Better Training for Boston’s Next School Leaders
Fellowship class sessions are full of opportunities to collaborate. Photo courtesy of Jalene Tamerat
Better Training for Boston’s Next School Leaders
In its second year, the Carol Johnson District Leadership Fellowship is bringing more transparency and training to Boston’s school leadership pipeline
Decisions made at the school district level—good and bad—affect every student, family, and school. Few know this better than Anne Hernández, who has worked in Boston Public Schools (BPS) since 2007, most recently mentoring and coaching 17 social workers across 13 schools. During the 2024–2025 school year, Hernández was part of the inaugural Dr. Carol Johnson District Leadership Fellowship cohort, which she says she joined to learn how to influence a system to “become less limiting and more liberating.”
“My personal goal was to learn, to be surrounded by other fellows, their experiences, and perspectives, and to be challenged to grow professionally and personally into a district leader who is well-rounded, knowledgeable, and efficient,” she says.

The fellowship, named for the transformative superintendent of BPS from 2007 to 2013, is a 30-credit initiative to identify and train individuals who aspire to be senior leaders in the district or who seek to grow their current leadership capacity.
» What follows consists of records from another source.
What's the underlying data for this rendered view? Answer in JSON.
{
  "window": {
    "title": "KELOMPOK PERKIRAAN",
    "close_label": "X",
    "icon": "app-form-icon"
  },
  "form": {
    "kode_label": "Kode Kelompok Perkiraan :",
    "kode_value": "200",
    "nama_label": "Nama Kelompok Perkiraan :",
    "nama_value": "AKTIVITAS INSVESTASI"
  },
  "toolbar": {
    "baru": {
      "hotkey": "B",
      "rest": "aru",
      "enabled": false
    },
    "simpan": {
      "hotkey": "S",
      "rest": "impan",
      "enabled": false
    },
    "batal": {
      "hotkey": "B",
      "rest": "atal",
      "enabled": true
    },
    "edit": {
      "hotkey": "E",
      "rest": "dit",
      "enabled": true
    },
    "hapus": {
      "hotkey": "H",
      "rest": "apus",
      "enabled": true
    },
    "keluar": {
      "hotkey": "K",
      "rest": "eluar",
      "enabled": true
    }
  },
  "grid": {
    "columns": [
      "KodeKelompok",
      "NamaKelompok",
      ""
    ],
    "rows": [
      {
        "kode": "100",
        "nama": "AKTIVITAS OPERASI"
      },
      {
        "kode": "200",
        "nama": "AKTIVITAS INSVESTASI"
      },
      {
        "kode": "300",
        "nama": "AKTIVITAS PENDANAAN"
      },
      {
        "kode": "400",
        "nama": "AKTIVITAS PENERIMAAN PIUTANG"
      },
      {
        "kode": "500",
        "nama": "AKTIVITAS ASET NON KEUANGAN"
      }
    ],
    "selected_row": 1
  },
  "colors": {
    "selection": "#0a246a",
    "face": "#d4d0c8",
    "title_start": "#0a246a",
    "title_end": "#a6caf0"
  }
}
The initial cohort, which ended in June 2025, comprised 15 fellows; seven of them hold leadership positions in schools and eight are staff and leaders in BPS’ central office. One of the goals of the fellowship is to ensure that district leadership reflects the rich racial and ethnic diversity of the student population, which is upwards of 80 percent students of color.
“A lot of the fellows in this program are Boston natives,” says Jalene Tamerat (’18), director of the fellowship and a senior lecturer at BU Wheelock. “Some of them are people who are either BPS alumni or have children in BPS. So they’re community members, a lot of them with very long-standing history in the city and in the district.”
“I couldn’t have imagined the depth of learning and personal growth I would experience. Every class had me on the verge of tears because being in the presence of my fellows is truly humbling.”
BPS approached BU Wheelock’s Mary Churchill, associate dean of strategic initiatives and community engagement, with a proposal: collaboratively design a fellowship program that trains leaders before they take on more significant roles across the district, and at the same time create a more transparent process for how senior leaders are selected for promotion. The curriculum is laser focused on the district-level leadership, with current and former school district senior leaders, including from BPS, teaching alongside BU Wheelock faculty. Irene Dennison, associate director of BU/BPS academic partnerships, says she isn’t aware of another research university partnering with a public school system in quite the same way.
“I actually think we have a real opportunity to show and create the model for what a partnership between an institute of higher education and a large, complicated urban district can look like,” she says.
Hernández says the fellowship exceeded all of her expectations and pushed her and other fellows outside their comfort zones.
“I couldn’t have imagined the depth of learning and personal growth I would experience,” she says. “Every class had me on the verge of tears because being in the presence of my fellows is truly humbling.”